Но граф де Тилли тотчас выехал им навстречу один. При этом он только и сделал, что направил шпагу перед собой, нахмурил брови и спросил:
– Э, господа городские гвардейцы, куда это вы? Что вам угодно?
Буржуа замахали мушкетами и вновь заголосили:
– Да здравствует принц Оранский! Смерть предателям!
– Пусть Оранский здравствует, я не против, – отозвался господин де Тилли, – хотя по мне лучше бы это провозглашать повеселей, не с такими похоронными лицами. Смерть предателям? Да ради Бога, покуда вы выражаете это пожелание лишь криками. Вопите, сколько вздумается, но я здесь для того, чтобы не допустить ничего подобного. И я этого не допущу.

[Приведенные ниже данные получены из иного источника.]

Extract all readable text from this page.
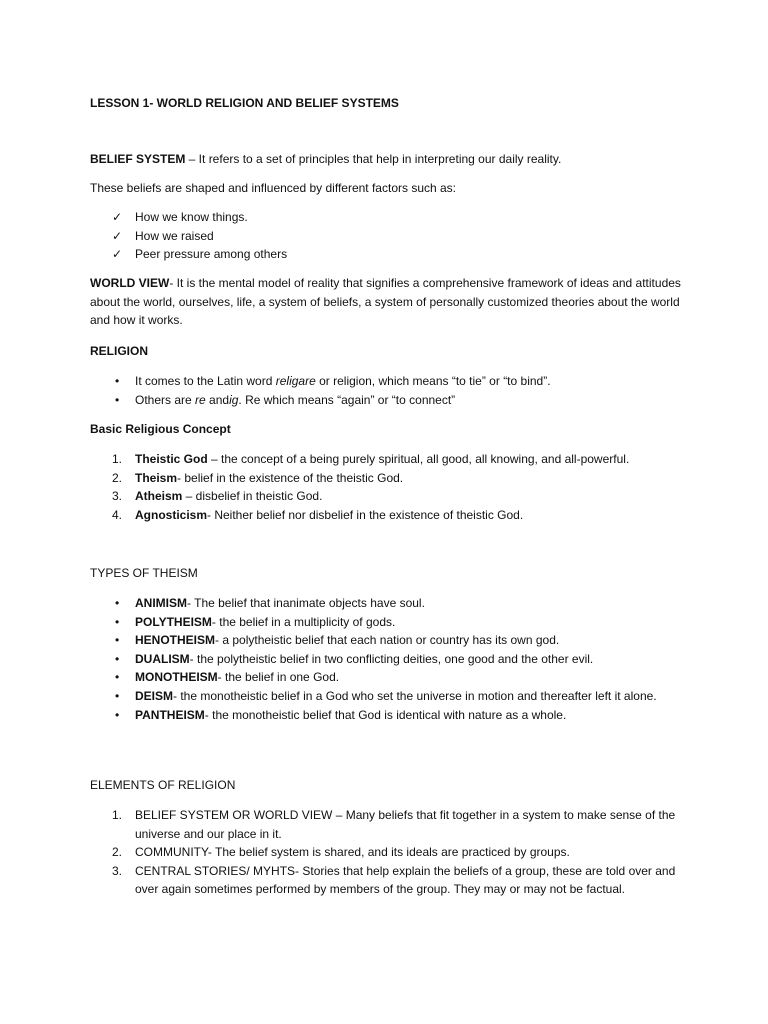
LESSON 1- WORLD RELIGION AND BELIEF SYSTEMS

BELIEF SYSTEM – It refers to a set of principles that help in interpreting our daily reality.

These beliefs are shaped and influenced by different factors such as:

✓ How we know things.
✓ How we raised
✓ Peer pressure among others

WORLD VIEW- It is the mental model of reality that signifies a comprehensive framework of ideas and attitudes about the world, ourselves, life, a system of beliefs, a system of personally customized theories about the world and how it works.

RELIGION

• It comes to the Latin word religare or religion, which means “to tie” or “to bind”.
• Others are re andig. Re which means “again” or “to connect”

Basic Religious Concept

1. Theistic God – the concept of a being purely spiritual, all good, all knowing, and all-powerful.
2. Theism- belief in the existence of the theistic God.
3. Atheism – disbelief in theistic God.
4. Agnosticism- Neither belief nor disbelief in the existence of theistic God.

TYPES OF THEISM

• ANIMISM- The belief that inanimate objects have soul.
• POLYTHEISM- the belief in a multiplicity of gods.
• HENOTHEISM- a polytheistic belief that each nation or country has its own god.
• DUALISM- the polytheistic belief in two conflicting deities, one good and the other evil.
• MONOTHEISM- the belief in one God.
• DEISM- the monotheistic belief in a God who set the universe in motion and thereafter left it alone.
• PANTHEISM- the monotheistic belief that God is identical with nature as a whole.

ELEMENTS OF RELIGION

1. BELIEF SYSTEM OR WORLD VIEW – Many beliefs that fit together in a system to make sense of the universe and our place in it.
2. COMMUNITY- The belief system is shared, and its ideals are practiced by groups.
3. CENTRAL STORIES/ MYHTS- Stories that help explain the beliefs of a group, these are told over and over again sometimes performed by members of the group. They may or may not be factual.
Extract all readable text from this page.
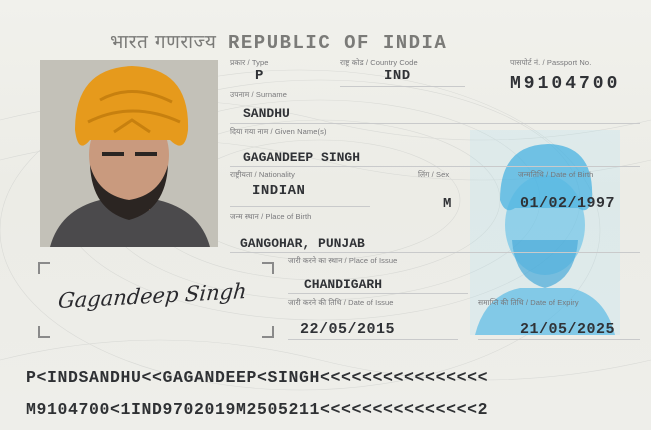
भारत गणराज्य REPUBLIC OF INDIA
प्रकार / Type
P
राष्ट्र कोड / Country Code
IND
पासपोर्ट नं. / Passport No.
M9104700
उपनाम / Surname
SANDHU
दिया गया नाम / Given Name(s)
GAGANDEEP SINGH
राष्ट्रीयता / Nationality
INDIAN
लिंग / Sex
M
जन्मतिथि / Date of Birth
01/02/1997
जन्म स्थान / Place of Birth
GANGOHAR, PUNJAB
जारी करने का स्थान / Place of Issue
CHANDIGARH
जारी करने की तिथि / Date of Issue
22/05/2015
समाप्ति की तिथि / Date of Expiry
21/05/2025
Gagandeep Singh
P<INDSANDHU<<GAGANDEEP<SINGH<<<<<<<<<<<<<<<<
M9104700<1IND9702019M2505211<<<<<<<<<<<<<<<2
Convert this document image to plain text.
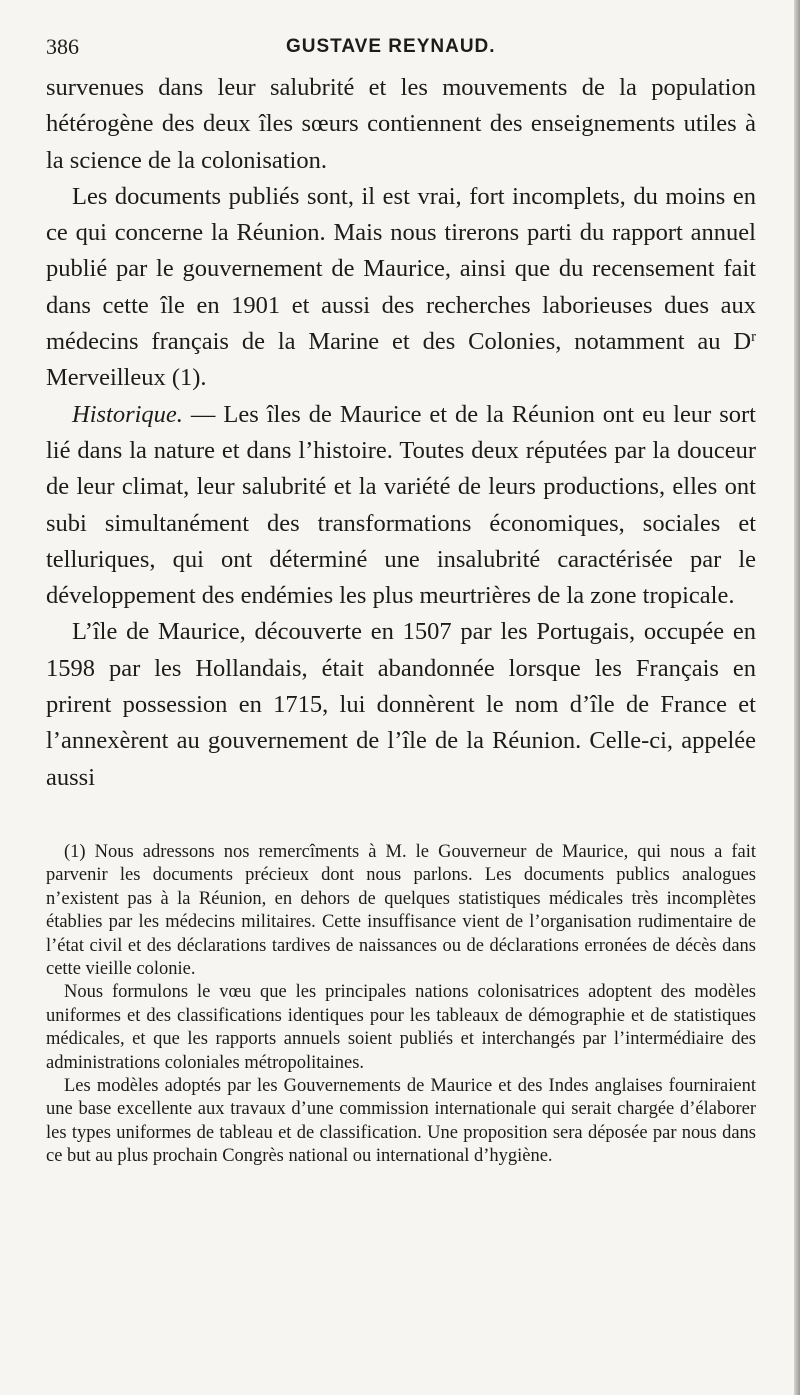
386	GUSTAVE REYNAUD.

survenues dans leur salubrité et les mouvements de la population hétérogène des deux îles sœurs contiennent des enseignements utiles à la science de la colonisation.

Les documents publiés sont, il est vrai, fort incomplets, du moins en ce qui concerne la Réunion. Mais nous tirerons parti du rapport annuel publié par le gouvernement de Maurice, ainsi que du recensement fait dans cette île en 1901 et aussi des recherches laborieuses dues aux médecins français de la Marine et des Colonies, notamment au $D^r$ Merveilleux (1).

Historique. — Les îles de Maurice et de la Réunion ont eu leur sort lié dans la nature et dans l’histoire. Toutes deux réputées par la douceur de leur climat, leur salubrité et la variété de leurs productions, elles ont subi simultanément des transformations économiques, sociales et telluriques, qui ont déterminé une insalubrité caractérisée par le développement des endémies les plus meurtrières de la zone tropicale.

L’île de Maurice, découverte en 1507 par les Portugais, occupée en 1598 par les Hollandais, était abandonnée lorsque les Français en prirent possession en 1715, lui donnèrent le nom d’île de France et l’annexèrent au gouvernement de l’île de la Réunion. Celle-ci, appelée aussi

(1) Nous adressons nos remercîments à M. le Gouverneur de Maurice, qui nous a fait parvenir les documents précieux dont nous parlons. Les documents publics analogues n’existent pas à la Réunion, en dehors de quelques statistiques médicales très incomplètes établies par les médecins militaires. Cette insuffisance vient de l’organisation rudimentaire de l’état civil et des déclarations tardives de naissances ou de déclarations erronées de décès dans cette vieille colonie.

Nous formulons le vœu que les principales nations colonisatrices adoptent des modèles uniformes et des classifications identiques pour les tableaux de démographie et de statistiques médicales, et que les rapports annuels soient publiés et interchangés par l’intermédiaire des administrations coloniales métropolitaines.

Les modèles adoptés par les Gouvernements de Maurice et des Indes anglaises fourniraient une base excellente aux travaux d’une commission internationale qui serait chargée d’élaborer les types uniformes de tableau et de classification. Une proposition sera déposée par nous dans ce but au plus prochain Congrès national ou international d’hygiène.
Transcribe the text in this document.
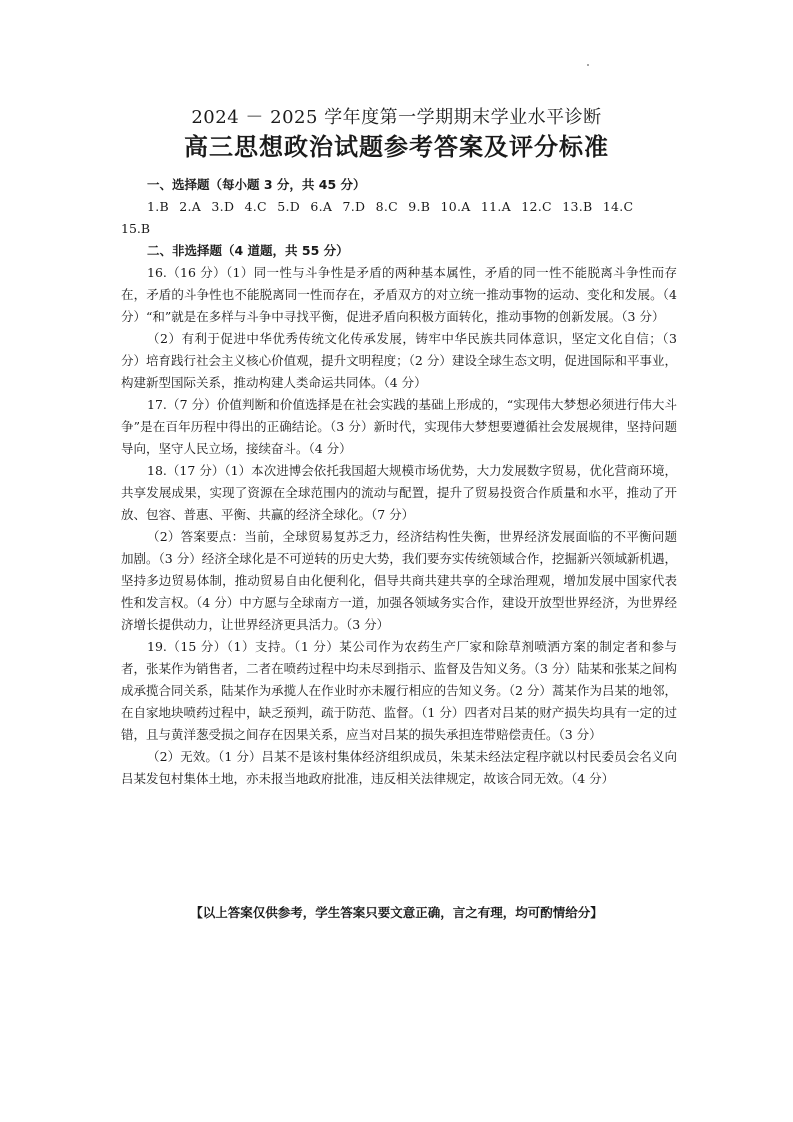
2024 － 2025 学年度第一学期期末学业水平诊断
高三思想政治试题参考答案及评分标准
一、选择题（每小题 3 分，共 45 分）
1.B 2.A 3.D 4.C 5.D 6.A 7.D 8.C 9.B 10.A 11.A 12.C 13.B 14.C
15.B
二、非选择题（4 道题，共 55 分）

16.（16 分）（1）同一性与斗争性是矛盾的两种基本属性，矛盾的同一性不能脱离斗争性而存在，矛盾的斗争性也不能脱离同一性而存在，矛盾双方的对立统一推动事物的运动、变化和发展。（4 分）“和”就是在多样与斗争中寻找平衡，促进矛盾向积极方面转化，推动事物的创新发展。（3 分）

（2）有利于促进中华优秀传统文化传承发展，铸牢中华民族共同体意识，坚定文化自信；（3 分）培育践行社会主义核心价值观，提升文明程度；（2 分）建设全球生态文明，促进国际和平事业，构建新型国际关系，推动构建人类命运共同体。（4 分）

17.（7 分）价值判断和价值选择是在社会实践的基础上形成的，“实现伟大梦想必须进行伟大斗争”是在百年历程中得出的正确结论。（3 分）新时代，实现伟大梦想要遵循社会发展规律，坚持问题导向，坚守人民立场，接续奋斗。（4 分）

18.（17 分）（1）本次进博会依托我国超大规模市场优势，大力发展数字贸易，优化营商环境，共享发展成果，实现了资源在全球范围内的流动与配置，提升了贸易投资合作质量和水平，推动了开放、包容、普惠、平衡、共赢的经济全球化。（7 分）

（2）答案要点：当前，全球贸易复苏乏力，经济结构性失衡，世界经济发展面临的不平衡问题加剧。（3 分）经济全球化是不可逆转的历史大势，我们要夯实传统领域合作，挖掘新兴领域新机遇，坚持多边贸易体制，推动贸易自由化便利化，倡导共商共建共享的全球治理观，增加发展中国家代表性和发言权。（4 分）中方愿与全球南方一道，加强各领域务实合作，建设开放型世界经济，为世界经济增长提供动力，让世界经济更具活力。（3 分）

19.（15 分）（1）支持。（1 分）某公司作为农药生产厂家和除草剂喷洒方案的制定者和参与者，张某作为销售者，二者在喷药过程中均未尽到指示、监督及告知义务。（3 分）陆某和张某之间构成承揽合同关系，陆某作为承揽人在作业时亦未履行相应的告知义务。（2 分）蒿某作为吕某的地邻，在自家地块喷药过程中，缺乏预判，疏于防范、监督。（1 分）四者对吕某的财产损失均具有一定的过错，且与黄洋葱受损之间存在因果关系，应当对吕某的损失承担连带赔偿责任。（3 分）

（2）无效。（1 分）吕某不是该村集体经济组织成员，朱某未经法定程序就以村民委员会名义向吕某发包村集体土地，亦未报当地政府批准，违反相关法律规定，故该合同无效。（4 分）

【以上答案仅供参考，学生答案只要文意正确，言之有理，均可酌情给分】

Тут он повернулся к своим людям и крикнул:
– Солдаты, оружие наизготовку!
Кавалеристы исполнили приказ де Тилли с такой спокойной четкостью, что и буржуа, и толпа вмиг откатились назад, причем не обошлось без толкотни, вызвавшей у командира усмешку:
– О, ла-ла! – воскликнул он насмешливым тоном, свойственным только тем, у кого в руках шпага. – Успокойтесь, любезные. Мои солдаты первыми не начнут. Но и вы со своей стороны воздержитесь: ни шагу больше к тюрьме!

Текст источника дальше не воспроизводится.